Space Travel
31, Jul, 2010

Current Affairs

Written by spacetravel.org   
Thursday, 21 December 2006 12:32

Among the first to get to grips with electricity and magnetism was a handsome young self-taught fellow, with great lips. Featured on the new £20 notes, Michael Faraday (1791-1867) learned his trade on the hoof, beginning as an assistant at the Royal Institution. Faraday's investigations proved that electricity and magnetism are but two aspects of one force. He experimented by thrusting a magnet into a coil of wire discovering that an electric current is produced.

Faraday's work laid the foundation for a major unification of the fundamental forces in physics. He also tried hard to prove a link between gravity and electricity. Although unsuccessful, he never relinquished the thought that it could be done. Why did he even want to? In this, Faraday can be seen as part of an entire history of scientific endeavour to understand the basic building blocks of matter, and the principles which govern them, as an ultimately simple whole.

The elegant formulation of the unification of electricity and magnetism (electromagnetism) was achieved by James Clerk Maxwell (1831-79). Another figure in the pantheon of Greats, Maxwell held the first professorship of experimental physics at Cambridge in 1871 and made valuable contributions to many areas of physics.

Maxwell explained light in terms of electric and magnetic fields. He demonstrated that a moving magnet induces electric current. When electric current flows, it induces magnetism. His equations showed that the interaction of electricity and magnetism produces waves that propagate through space. He recognised that these waves are light waves. Visible light is just one kind of electromagnetic wave.

 The spectrum of light not drawn to scale. Wavelength is analogous to the distance between the crests of the ripples on a pond when a stone is thrown into still water.

On one side of the visible wave band (or spectrum) there are shorter wavelengths such as X-rays and ultraviolet. On the other side, longer wavelengths than visible light produce radio waves bringing us those wonderful interval talks that Old Spider never got to hear. Thinking about the true nature of light produced a controversy that has settled down in the last 100 years into an amiable imponderable.
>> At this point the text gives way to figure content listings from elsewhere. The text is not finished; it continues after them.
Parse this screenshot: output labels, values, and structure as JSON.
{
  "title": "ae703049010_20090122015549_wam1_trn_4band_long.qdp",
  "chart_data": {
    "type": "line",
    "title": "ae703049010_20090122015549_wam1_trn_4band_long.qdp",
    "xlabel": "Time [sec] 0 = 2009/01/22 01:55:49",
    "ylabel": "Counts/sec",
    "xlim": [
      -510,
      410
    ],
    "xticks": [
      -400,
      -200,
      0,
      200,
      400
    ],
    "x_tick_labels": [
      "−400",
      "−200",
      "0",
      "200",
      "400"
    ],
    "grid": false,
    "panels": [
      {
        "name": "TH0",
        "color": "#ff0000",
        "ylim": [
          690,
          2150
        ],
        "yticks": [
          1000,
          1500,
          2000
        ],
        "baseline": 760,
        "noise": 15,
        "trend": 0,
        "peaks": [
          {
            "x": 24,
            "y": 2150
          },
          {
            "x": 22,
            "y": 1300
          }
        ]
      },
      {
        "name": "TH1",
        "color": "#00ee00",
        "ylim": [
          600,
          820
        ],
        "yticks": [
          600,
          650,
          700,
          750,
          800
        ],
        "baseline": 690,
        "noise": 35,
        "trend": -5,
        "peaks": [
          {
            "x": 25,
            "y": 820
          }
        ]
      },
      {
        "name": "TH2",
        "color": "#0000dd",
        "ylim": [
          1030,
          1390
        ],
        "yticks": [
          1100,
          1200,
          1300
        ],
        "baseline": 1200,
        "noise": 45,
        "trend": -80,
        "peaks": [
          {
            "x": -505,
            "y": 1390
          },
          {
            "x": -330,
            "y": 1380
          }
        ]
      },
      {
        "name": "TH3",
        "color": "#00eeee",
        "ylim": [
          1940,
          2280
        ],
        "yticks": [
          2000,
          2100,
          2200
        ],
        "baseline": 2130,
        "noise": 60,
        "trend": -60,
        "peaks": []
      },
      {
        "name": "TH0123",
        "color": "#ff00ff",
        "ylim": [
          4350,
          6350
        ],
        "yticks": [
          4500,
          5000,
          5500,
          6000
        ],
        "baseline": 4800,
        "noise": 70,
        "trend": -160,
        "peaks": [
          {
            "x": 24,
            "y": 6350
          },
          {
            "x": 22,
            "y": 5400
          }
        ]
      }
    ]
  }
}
Paradoxical situations with light bothered a 16 year old German, Albert Einstein (1897-1955). The wedding between the equations of Newton and the equations of Maxwell produced mathematical tears before bed-time. It was obvious to most people that if the formulae needed to be modified, Newton's laws must remain intact; his unimpeachable stature would admit no challenge. Again, the Ockham's razor's glint lay in relinquishing cherished assumptions. Einstein recognised that even sacred cows cannot be milked for ever. Newton's laws would have to bend.